Goldname · March 31, 2024, 1:59am

I am experiencing CUDA OOM. It occurs at optimizer.step(). I go from around 20GiB to more than 40 GiB during this step. Although my model is large, I actually froze most of it, so the optimizer shouldn’t be adding so much additional memory. Does anyone know how I can debug this? I am freezing my model like this:

for name, param in model.model.named_parameters():
    param.requires_grad = False

srishti-git1110 · March 31, 2024, 8:59am

Hi,
Which optimizer are you using? Adaptive optimizers like Adam require more VRAM to be able to store various internal states as compared to non adaptive ones like plain SGD.
Also, could you please confirm the training step at which this spike occurs? According to me and in my experience, it should happen at the very first step (1st batch of the 1st epoch) after which the vram consumption should relatively stabilize.
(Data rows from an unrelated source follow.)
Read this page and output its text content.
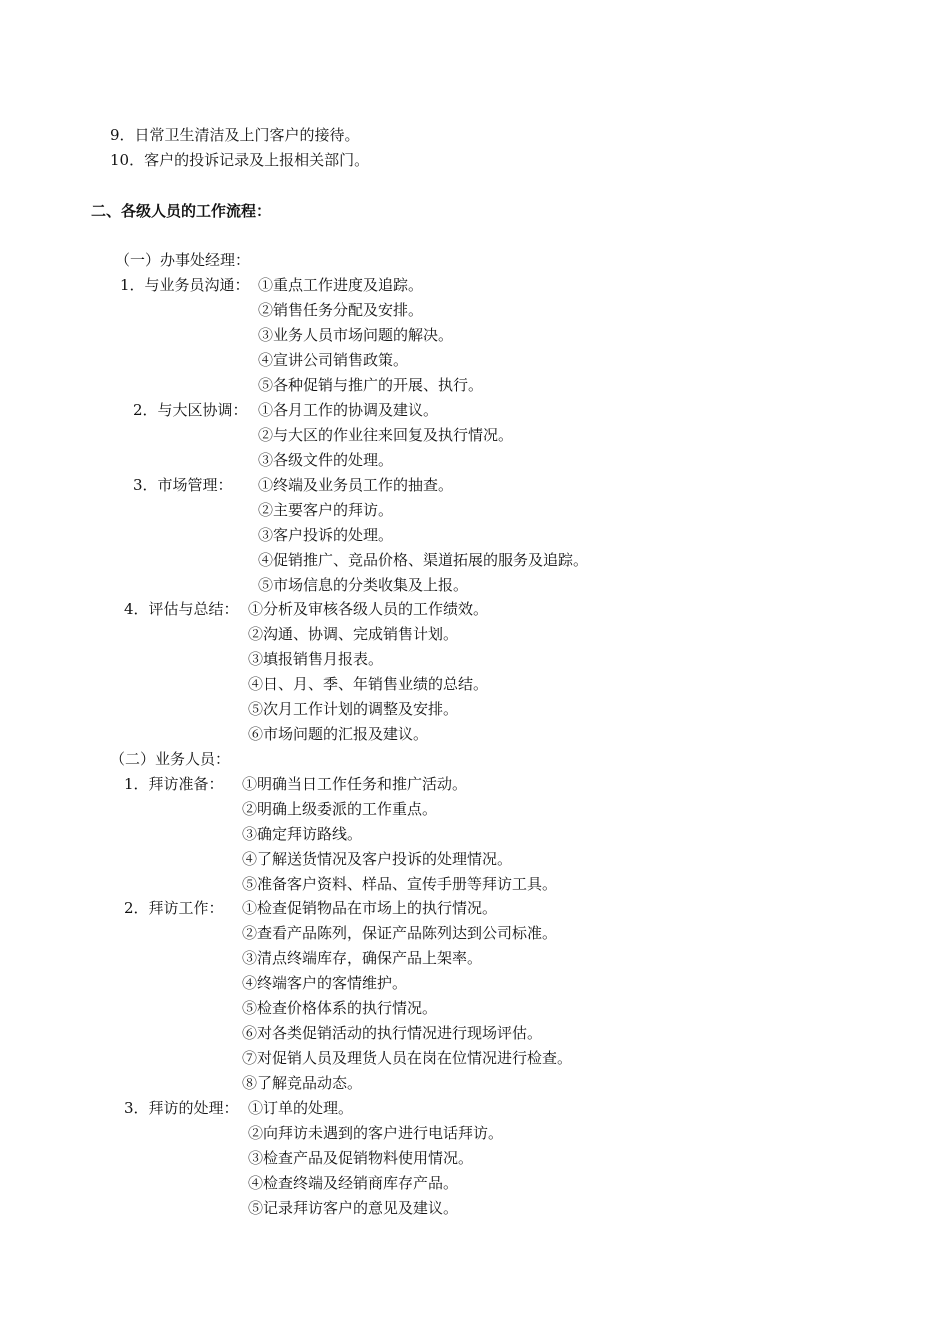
9．日常卫生清洁及上门客户的接待。
10．客户的投诉记录及上报相关部门。
二、各级人员的工作流程：
（一）办事处经理：
1．与业务员沟通： ①重点工作进度及追踪。
②销售任务分配及安排。
③业务人员市场问题的解决。
④宣讲公司销售政策。
⑤各种促销与推广的开展、执行。
2．与大区协调： ①各月工作的协调及建议。
②与大区的作业往来回复及执行情况。
③各级文件的处理。
3．市场管理： ①终端及业务员工作的抽查。
②主要客户的拜访。
③客户投诉的处理。
④促销推广、竞品价格、渠道拓展的服务及追踪。
⑤市场信息的分类收集及上报。
4．评估与总结： ①分析及审核各级人员的工作绩效。
②沟通、协调、完成销售计划。
③填报销售月报表。
④日、月、季、年销售业绩的总结。
⑤次月工作计划的调整及安排。
⑥市场问题的汇报及建议。
（二）业务人员：
1．拜访准备： ①明确当日工作任务和推广活动。
②明确上级委派的工作重点。
③确定拜访路线。
④了解送货情况及客户投诉的处理情况。
⑤准备客户资料、样品、宣传手册等拜访工具。
2．拜访工作： ①检查促销物品在市场上的执行情况。
②查看产品陈列，保证产品陈列达到公司标准。
③清点终端库存，确保产品上架率。
④终端客户的客情维护。
⑤检查价格体系的执行情况。
⑥对各类促销活动的执行情况进行现场评估。
⑦对促销人员及理货人员在岗在位情况进行检查。
⑧了解竞品动态。
3．拜访的处理： ①订单的处理。
②向拜访未遇到的客户进行电话拜访。
③检查产品及促销物料使用情况。
④检查终端及经销商库存产品。
⑤记录拜访客户的意见及建议。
Goldname · March 31, 2024, 7:05pm

You’re correct that I am using Adam and that this spike occurs at the first iteration. However, the trainable parameters of my model is very small. I don’t see why Adam is using 20 gb of ram for a small model.
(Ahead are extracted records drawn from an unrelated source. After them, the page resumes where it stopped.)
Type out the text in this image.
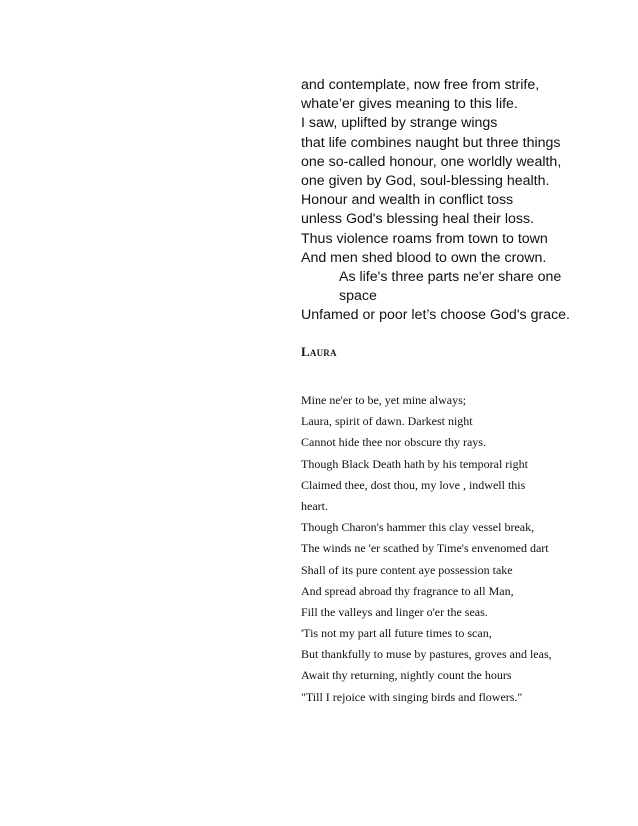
and contemplate, now free from strife,
whate’er gives meaning to this life.
I saw, uplifted by strange wings
that life combines naught but three things
one so-called honour, one worldly wealth,
one given by God, soul-blessing health.
Honour and wealth in conflict toss
unless God's blessing heal their loss.
Thus violence roams from town to town
And men shed blood to own the crown.
As life's three parts ne'er share one
space
Unfamed or poor let’s choose God's grace.
Laura
Mine ne'er to be, yet mine always;
Laura, spirit of dawn. Darkest night
Cannot hide thee nor obscure thy rays.
Though Black Death hath by his temporal right
Claimed thee, dost thou, my love , indwell this
heart.
Though Charon's hammer this clay vessel break,
The winds ne 'er scathed by Time's envenomed dart
Shall of its pure content aye possession take
And spread abroad thy fragrance to all Man,
Fill the valleys and linger o'er the seas.
'Tis not my part all future times to scan,
But thankfully to muse by pastures, groves and leas,
Await thy returning, nightly count the hours
"Till I rejoice with singing birds and flowers."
srishti-git1110 · April 2, 2024, 10:22am

I see.
Could you please see and share the output of the following -

param_size = sum([param.nelement() for param in model.parameters()])
optimizer_size = sum([param.nelement() for param in optimizer.param_groups[0]['params']])
grads_size = param_size
input_batch_size = # no. of units in the input batch. For eg. batch_size * 3 (channels) * 32 * 32 (image dimensions)

total_units = param_size + optimizer_size + grads_size + input_batch_size # forward activations are missing here btw
total_vram = total_units * 4 / (1024**3)
print(total_vram)

This should give you an idea of how much memory is being taken up by each part of the pipeline. Note that I have not included forward activations in this code (you need to register forward hooks for that) but let’s get an idea using this once.